Mickelson’s national championship has never meant more than it does now.
“I think that if I’m able to win the U.S. Open and complete the career Grand Slam, I think that’s the sign of the complete, great player,” he said. “And I’m a leg away. And it’s been a tough leg for me.”
He said that in such a way that the room erupted in laughter, with Mickelson leading the way. He is not afraid to make fun of his own shortcomings.
“I think there’s five players that have done that. And those five players are the greats of the game,” he said. “You look at them with a different light.”
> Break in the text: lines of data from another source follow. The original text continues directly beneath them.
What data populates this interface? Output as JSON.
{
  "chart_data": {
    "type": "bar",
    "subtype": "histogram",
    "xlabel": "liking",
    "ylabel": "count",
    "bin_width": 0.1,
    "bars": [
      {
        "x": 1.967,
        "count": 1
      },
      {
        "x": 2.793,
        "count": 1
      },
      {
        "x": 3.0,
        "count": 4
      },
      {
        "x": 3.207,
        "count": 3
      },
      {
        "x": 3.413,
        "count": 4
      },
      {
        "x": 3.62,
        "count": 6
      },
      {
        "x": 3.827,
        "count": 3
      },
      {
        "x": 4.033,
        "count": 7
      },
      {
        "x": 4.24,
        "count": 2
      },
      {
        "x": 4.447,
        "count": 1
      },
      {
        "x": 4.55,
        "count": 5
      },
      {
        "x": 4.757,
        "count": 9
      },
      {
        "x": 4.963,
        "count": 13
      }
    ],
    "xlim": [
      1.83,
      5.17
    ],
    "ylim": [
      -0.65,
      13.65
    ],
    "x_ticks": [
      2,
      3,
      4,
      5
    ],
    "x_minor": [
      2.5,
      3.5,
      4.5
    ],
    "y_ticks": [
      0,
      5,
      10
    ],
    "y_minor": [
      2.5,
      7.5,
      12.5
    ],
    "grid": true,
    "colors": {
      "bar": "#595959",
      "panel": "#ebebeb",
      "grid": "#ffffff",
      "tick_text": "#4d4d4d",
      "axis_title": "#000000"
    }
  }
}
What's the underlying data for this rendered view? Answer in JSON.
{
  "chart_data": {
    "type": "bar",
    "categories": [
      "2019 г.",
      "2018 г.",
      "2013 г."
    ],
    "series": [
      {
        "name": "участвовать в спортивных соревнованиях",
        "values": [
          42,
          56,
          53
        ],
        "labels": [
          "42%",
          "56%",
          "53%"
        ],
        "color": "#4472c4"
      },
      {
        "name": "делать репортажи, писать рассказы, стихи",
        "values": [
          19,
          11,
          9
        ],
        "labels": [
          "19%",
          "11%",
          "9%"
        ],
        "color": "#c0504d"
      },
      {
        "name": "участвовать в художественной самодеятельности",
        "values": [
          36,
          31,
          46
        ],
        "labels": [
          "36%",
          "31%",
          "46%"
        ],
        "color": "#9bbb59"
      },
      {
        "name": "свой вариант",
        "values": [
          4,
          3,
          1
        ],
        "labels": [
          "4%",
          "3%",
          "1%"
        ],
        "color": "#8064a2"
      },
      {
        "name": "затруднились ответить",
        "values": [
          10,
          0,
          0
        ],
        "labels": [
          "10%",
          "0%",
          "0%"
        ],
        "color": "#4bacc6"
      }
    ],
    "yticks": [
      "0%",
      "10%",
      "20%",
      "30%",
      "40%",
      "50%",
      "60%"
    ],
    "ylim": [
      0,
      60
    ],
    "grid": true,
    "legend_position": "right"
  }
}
The U.S. Open returns to Pinehurst No. 2 next year, a slightly different course that now features expanses of sandy waste area. It’s not quite the same as when Payne Stewart beat Mickelson by one shot with a par on the 18th hole. And don’t forget, Mickelson finished 12 shots out of the lead at Pinehurst in 2005.
True, he needs the U.S. Open to be looked upon in a different light, to join the greats of the game.
But he does not need the U.S. Open to be looked upon as a complete player. The claret jug takes care of that.
Nick Faldo has one more major than Mickelson, winning the Masters and the British Open three times each. Faldo clearly was good enough to win the other two American majors — he lost in a playoff to Curtis Strange in the 1988 U.S. Open, and finished one shot out of a playoff in the 1993 PGA Championship — but he never did.
Seve Ballesteros won the Masters and British Open. Peter Thomson has five majors, all at the British Open.
Others with at least five majors never had the four modern majors at their full disposal — players like Walter Hagen, Harry Vardon, J.H. Taylor and James Braid. Bobby Jones created the Masters but, in effect, he was retired by then and golf’s greatest amateur was never eligible for the PGA Championship.
There’s something special about winning three majors, something grand about four.
Mickelson took care of the hard part with one of greatest closing rounds in a major at Muirfield. He is not done yet.